Как однажды сказал Марк Твен, «история не повторяется, а рифмуется». Процесс нашего движения к чему-то худшему пока еще обратим. Но оказаться там, где хуже, мы сможем довольно быстро.
«Дела пошли плохо, и, как мы знаем, дела могут ухудшаться очень быстро. Летом 1914 года потребовалось всего пять недель, чтобы достаточно стабильный мир в Европе превратился в тотальную войну, — продолжает профессор Макмиллан. — Если дела пойдут плохо, мы будем оглядываться назад и говорить, что это был момент, который привел к еще большей нестабильности».
* * *
К концу долгой и тревожной недели я понял: моя дочь, когда я говорил, что случилось что-то ненормальное, и что мне надо садиться в самолет, всегда спрашивала: «Почему?»

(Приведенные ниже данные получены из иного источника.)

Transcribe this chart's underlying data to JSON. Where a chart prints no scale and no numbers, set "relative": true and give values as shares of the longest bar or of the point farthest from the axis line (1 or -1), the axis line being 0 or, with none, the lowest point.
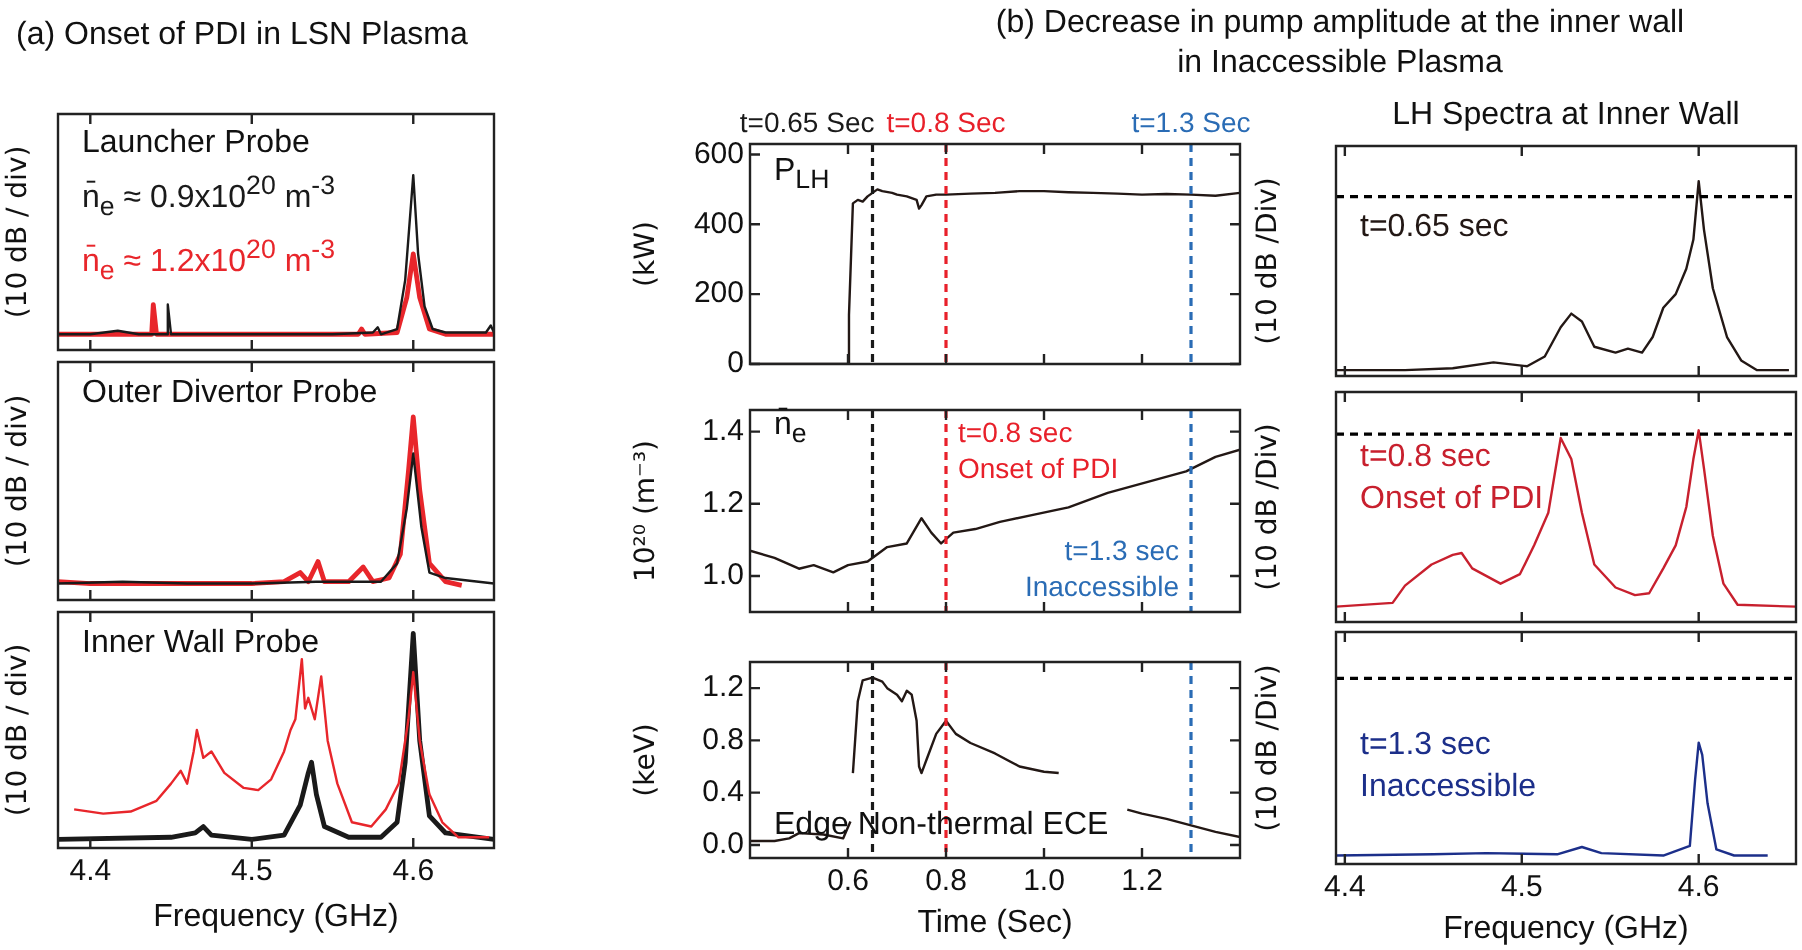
{
  "chart_data": [
    {
      "type": "line",
      "title": "(a) Onset of PDI in LSN Plasma",
      "ylabel": "(10 dB / div)",
      "relative": true,
      "xlim": [
        4.38,
        4.65
      ],
      "xticks": [
        4.4,
        4.5,
        4.6
      ],
      "tick_labels": false,
      "legend": "top left",
      "annotations": [
        "Launcher Probe"
      ],
      "series": [
        {
          "name": "n̄$_{e}$ ≈ 0.9x10$^{20}$ m$^{-3}$",
          "color": "#1a1a1a",
          "x": [
            4.38,
            4.4,
            4.417,
            4.43,
            4.447,
            4.448,
            4.45,
            4.5,
            4.55,
            4.575,
            4.578,
            4.58,
            4.59,
            4.595,
            4.6,
            4.603,
            4.607,
            4.612,
            4.62,
            4.645,
            4.648,
            4.65
          ],
          "values": [
            0.09,
            0.09,
            0.11,
            0.09,
            0.09,
            0.26,
            0.09,
            0.09,
            0.09,
            0.1,
            0.13,
            0.09,
            0.12,
            0.4,
            1.0,
            0.55,
            0.25,
            0.12,
            0.1,
            0.1,
            0.14,
            0.1
          ]
        },
        {
          "name": "n̄$_{e}$ ≈ 1.2x10$^{20}$ m$^{-3}$",
          "color": "#e8262b",
          "x": [
            4.38,
            4.42,
            4.438,
            4.439,
            4.441,
            4.5,
            4.55,
            4.566,
            4.568,
            4.57,
            4.59,
            4.596,
            4.6,
            4.604,
            4.61,
            4.62,
            4.65
          ],
          "values": [
            0.09,
            0.09,
            0.09,
            0.26,
            0.09,
            0.09,
            0.09,
            0.09,
            0.12,
            0.09,
            0.1,
            0.3,
            0.55,
            0.3,
            0.12,
            0.09,
            0.09
          ]
        }
      ]
    },
    {
      "type": "line",
      "ylabel": "(10 dB / div)",
      "relative": true,
      "xlim": [
        4.38,
        4.65
      ],
      "xticks": [
        4.4,
        4.5,
        4.6
      ],
      "tick_labels": false,
      "annotations": [
        "Outer Divertor Probe"
      ],
      "series": [
        {
          "color": "#1a1a1a",
          "x": [
            4.38,
            4.42,
            4.46,
            4.5,
            4.54,
            4.58,
            4.59,
            4.596,
            4.6,
            4.605,
            4.61,
            4.62,
            4.65
          ],
          "values": [
            0.09,
            0.1,
            0.09,
            0.09,
            0.1,
            0.1,
            0.2,
            0.5,
            0.8,
            0.4,
            0.15,
            0.12,
            0.09
          ]
        },
        {
          "color": "#e8262b",
          "x": [
            4.38,
            4.4,
            4.45,
            4.5,
            4.52,
            4.53,
            4.535,
            4.541,
            4.545,
            4.56,
            4.569,
            4.575,
            4.585,
            4.592,
            4.597,
            4.6,
            4.604,
            4.61,
            4.62,
            4.63
          ],
          "values": [
            0.1,
            0.09,
            0.09,
            0.09,
            0.1,
            0.15,
            0.1,
            0.21,
            0.1,
            0.1,
            0.18,
            0.1,
            0.12,
            0.25,
            0.7,
            1.0,
            0.6,
            0.2,
            0.1,
            0.08
          ]
        }
      ]
    },
    {
      "type": "line",
      "ylabel": "(10 dB / div)",
      "xlabel": "Frequency (GHz)",
      "relative": true,
      "xlim": [
        4.38,
        4.65
      ],
      "xticks": [
        4.4,
        4.5,
        4.6
      ],
      "annotations": [
        "Inner Wall Probe"
      ],
      "series": [
        {
          "color": "#e8262b",
          "x": [
            4.39,
            4.408,
            4.425,
            4.441,
            4.45,
            4.456,
            4.46,
            4.464,
            4.466,
            4.47,
            4.475,
            4.483,
            4.495,
            4.504,
            4.512,
            4.52,
            4.524,
            4.527,
            4.531,
            4.533,
            4.535,
            4.539,
            4.543,
            4.547,
            4.553,
            4.562,
            4.574,
            4.583,
            4.591,
            4.597,
            4.6,
            4.604,
            4.61,
            4.618,
            4.628,
            4.647
          ],
          "values": [
            0.18,
            0.16,
            0.17,
            0.22,
            0.3,
            0.36,
            0.3,
            0.45,
            0.55,
            0.42,
            0.45,
            0.35,
            0.28,
            0.27,
            0.32,
            0.45,
            0.55,
            0.6,
            0.88,
            0.65,
            0.7,
            0.6,
            0.8,
            0.5,
            0.3,
            0.12,
            0.1,
            0.18,
            0.3,
            0.6,
            0.82,
            0.5,
            0.25,
            0.12,
            0.05,
            0.05
          ]
        },
        {
          "color": "#1a1a1a",
          "x": [
            4.38,
            4.45,
            4.465,
            4.47,
            4.475,
            4.5,
            4.52,
            4.53,
            4.535,
            4.537,
            4.54,
            4.545,
            4.56,
            4.58,
            4.59,
            4.595,
            4.6,
            4.604,
            4.61,
            4.62,
            4.65
          ],
          "values": [
            0.04,
            0.05,
            0.07,
            0.1,
            0.06,
            0.04,
            0.06,
            0.2,
            0.35,
            0.4,
            0.25,
            0.1,
            0.05,
            0.05,
            0.12,
            0.4,
            1.0,
            0.5,
            0.15,
            0.07,
            0.04
          ]
        }
      ]
    },
    {
      "type": "line",
      "title": "(b) Decrease in pump amplitude at the inner wall in Inaccessible Plasma",
      "ylabel": "(kW)",
      "xlim": [
        0.4,
        1.4
      ],
      "xticks": [
        0.6,
        0.8,
        1,
        1.2
      ],
      "ylim": [
        0,
        630
      ],
      "yticks": [
        0,
        200,
        400,
        600
      ],
      "tick_labels": "y",
      "annotations": [
        "P$_{LH}$"
      ],
      "ref_lines": [
        {
          "axis": "x",
          "value": 0.65,
          "label": "t=0.65 Sec",
          "color": "#1a1a1a",
          "line_style": "dashed"
        },
        {
          "axis": "x",
          "value": 0.8,
          "label": "t=0.8 Sec",
          "color": "#e8202a",
          "line_style": "dashed"
        },
        {
          "axis": "x",
          "value": 1.3,
          "label": "t=1.3 Sec",
          "color": "#2a6cb5",
          "line_style": "dashed"
        }
      ],
      "series": [
        {
          "color": "#231815",
          "x": [
            0.4,
            0.5,
            0.6,
            0.602,
            0.61,
            0.62,
            0.63,
            0.64,
            0.65,
            0.66,
            0.67,
            0.69,
            0.7,
            0.72,
            0.74,
            0.745,
            0.75,
            0.76,
            0.78,
            0.8,
            0.85,
            0.9,
            0.95,
            1.0,
            1.05,
            1.1,
            1.15,
            1.2,
            1.25,
            1.3,
            1.35,
            1.4
          ],
          "values": [
            0,
            0,
            0,
            140,
            460,
            470,
            465,
            480,
            490,
            500,
            495,
            490,
            485,
            480,
            470,
            445,
            455,
            480,
            485,
            485,
            488,
            490,
            495,
            495,
            492,
            490,
            488,
            485,
            487,
            485,
            482,
            490
          ]
        }
      ]
    },
    {
      "type": "line",
      "ylabel": "10²⁰ (m⁻³)",
      "xlim": [
        0.4,
        1.4
      ],
      "xticks": [
        0.6,
        0.8,
        1,
        1.2
      ],
      "ylim": [
        0.9,
        1.46
      ],
      "yticks": [
        {
          "value": 1,
          "label": "1.0"
        },
        1.2,
        1.4
      ],
      "tick_labels": "y",
      "annotations": [
        "n̄$_{e}$"
      ],
      "ref_lines": [
        {
          "axis": "x",
          "value": 0.65,
          "color": "#1a1a1a",
          "line_style": "dashed"
        },
        {
          "axis": "x",
          "value": 0.8,
          "label": "t=0.8 sec\nOnset of PDI",
          "color": "#e8202a",
          "line_style": "dashed"
        },
        {
          "axis": "x",
          "value": 1.3,
          "label": "t=1.3 sec\nInaccessible",
          "color": "#2a6cb5",
          "line_style": "dashed"
        }
      ],
      "series": [
        {
          "color": "#231815",
          "x": [
            0.4,
            0.45,
            0.5,
            0.53,
            0.57,
            0.6,
            0.64,
            0.68,
            0.72,
            0.75,
            0.77,
            0.79,
            0.815,
            0.86,
            0.91,
            0.98,
            1.05,
            1.13,
            1.21,
            1.29,
            1.35,
            1.4
          ],
          "values": [
            1.07,
            1.05,
            1.02,
            1.03,
            1.01,
            1.03,
            1.04,
            1.08,
            1.09,
            1.16,
            1.12,
            1.09,
            1.12,
            1.13,
            1.15,
            1.17,
            1.19,
            1.23,
            1.26,
            1.29,
            1.33,
            1.35
          ]
        }
      ]
    },
    {
      "type": "line",
      "ylabel": "(keV)",
      "xlabel": "Time (Sec)",
      "xlim": [
        0.4,
        1.4
      ],
      "xticks": [
        0.6,
        0.8,
        {
          "value": 1,
          "label": "1.0"
        },
        1.2
      ],
      "ylim": [
        -0.1,
        1.4
      ],
      "yticks": [
        {
          "value": 0,
          "label": "0.0"
        },
        0.4,
        0.8,
        1.2
      ],
      "annotations": [
        "Edge Non-thermal ECE"
      ],
      "ref_lines": [
        {
          "axis": "x",
          "value": 0.65,
          "color": "#1a1a1a",
          "line_style": "dashed"
        },
        {
          "axis": "x",
          "value": 0.8,
          "color": "#e8202a",
          "line_style": "dashed"
        },
        {
          "axis": "x",
          "value": 1.3,
          "color": "#2a6cb5",
          "line_style": "dashed"
        }
      ],
      "series": [
        {
          "color": "#231815",
          "x": [
            0.4,
            0.45,
            0.48,
            0.5,
            0.55,
            0.59,
            0.605,
            0.607,
            0.61,
            0.62,
            0.63,
            0.65,
            0.67,
            0.68,
            0.7,
            0.71,
            0.72,
            0.73,
            0.74,
            0.745,
            0.75,
            0.76,
            0.78,
            0.8,
            0.82,
            0.85,
            0.9,
            0.95,
            1.0,
            1.03,
            1.1,
            1.17,
            1.2,
            1.25,
            1.3,
            1.35,
            1.4
          ],
          "values": [
            0.03,
            0.03,
            0.05,
            0.09,
            0.08,
            0.05,
            0.18,
            null,
            0.55,
            1.1,
            1.26,
            1.28,
            1.25,
            1.2,
            1.15,
            1.1,
            1.18,
            1.15,
            0.95,
            0.6,
            0.55,
            0.65,
            0.85,
            0.95,
            0.85,
            0.78,
            0.7,
            0.6,
            0.56,
            0.55,
            null,
            0.27,
            0.24,
            0.2,
            0.15,
            0.1,
            0.06
          ]
        }
      ]
    },
    {
      "type": "line",
      "title": "LH Spectra at Inner Wall",
      "ylabel": "(10 dB /Div)",
      "relative": true,
      "xlim": [
        4.395,
        4.655
      ],
      "xticks": [
        4.4,
        4.5,
        4.6
      ],
      "tick_labels": false,
      "legend": "top left",
      "ref_lines": [
        {
          "axis": "y",
          "value": 0.92,
          "color": "#000000",
          "line_style": "dashed"
        }
      ],
      "series": [
        {
          "name": "t=0.65 sec",
          "color": "#231815",
          "x": [
            4.395,
            4.434,
            4.461,
            4.484,
            4.503,
            4.513,
            4.522,
            4.528,
            4.534,
            4.541,
            4.553,
            4.56,
            4.568,
            4.574,
            4.58,
            4.587,
            4.593,
            4.597,
            4.6,
            4.603,
            4.608,
            4.616,
            4.624,
            4.633,
            4.651
          ],
          "values": [
            0.03,
            0.03,
            0.04,
            0.07,
            0.05,
            0.1,
            0.25,
            0.32,
            0.28,
            0.15,
            0.12,
            0.14,
            0.12,
            0.2,
            0.35,
            0.42,
            0.55,
            0.7,
            1.0,
            0.75,
            0.45,
            0.2,
            0.08,
            0.03,
            0.03
          ]
        }
      ]
    },
    {
      "type": "line",
      "ylabel": "(10 dB /Div)",
      "relative": true,
      "xlim": [
        4.395,
        4.655
      ],
      "xticks": [
        4.4,
        4.5,
        4.6
      ],
      "tick_labels": false,
      "legend": "top left",
      "ref_lines": [
        {
          "axis": "y",
          "value": 0.98,
          "color": "#000000",
          "line_style": "dashed"
        }
      ],
      "series": [
        {
          "name": "t=0.8 sec\nOnset of PDI",
          "color": "#c8202e",
          "x": [
            4.395,
            4.427,
            4.434,
            4.449,
            4.461,
            4.466,
            4.472,
            4.488,
            4.499,
            4.507,
            4.515,
            4.522,
            4.528,
            4.534,
            4.541,
            4.553,
            4.564,
            4.572,
            4.58,
            4.587,
            4.593,
            4.597,
            4.6,
            4.603,
            4.608,
            4.614,
            4.622,
            4.655
          ],
          "values": [
            0.08,
            0.1,
            0.19,
            0.3,
            0.35,
            0.36,
            0.28,
            0.2,
            0.25,
            0.4,
            0.57,
            0.96,
            0.85,
            0.57,
            0.3,
            0.18,
            0.14,
            0.15,
            0.28,
            0.4,
            0.6,
            0.85,
            1.0,
            0.8,
            0.45,
            0.2,
            0.09,
            0.08
          ]
        }
      ]
    },
    {
      "type": "line",
      "ylabel": "(10 dB /Div)",
      "xlabel": "Frequency (GHz)",
      "relative": true,
      "xlim": [
        4.395,
        4.655
      ],
      "xticks": [
        4.4,
        4.5,
        4.6
      ],
      "legend": "left",
      "ref_lines": [
        {
          "axis": "y",
          "value": 1.53,
          "color": "#000000",
          "line_style": "dashed"
        }
      ],
      "series": [
        {
          "name": "t=1.3 sec\nInaccessible",
          "color": "#1c2f8a",
          "x": [
            4.395,
            4.45,
            4.48,
            4.52,
            4.534,
            4.545,
            4.58,
            4.595,
            4.598,
            4.6,
            4.602,
            4.605,
            4.61,
            4.62,
            4.639
          ],
          "values": [
            0.07,
            0.08,
            0.09,
            0.08,
            0.14,
            0.09,
            0.07,
            0.15,
            0.7,
            1.0,
            0.9,
            0.5,
            0.12,
            0.07,
            0.07
          ]
        }
      ]
    }
  ]
}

А в этот не спросила. Она опечалилась, услышав, что на Францию, страну, куда она любит ездить, опять напали. Ей показалось странным, что некоторые военные в Турции, где когда-то работали ее тетя с дядей, решили, что должны свергнуть правительство.
Но о том, почему все это произошло в этих странах, она не спросила.
Наверное, она, как и все мы, уже привыкла к тому, что мир стремительно выходит из-под контроля и катится в пропасть.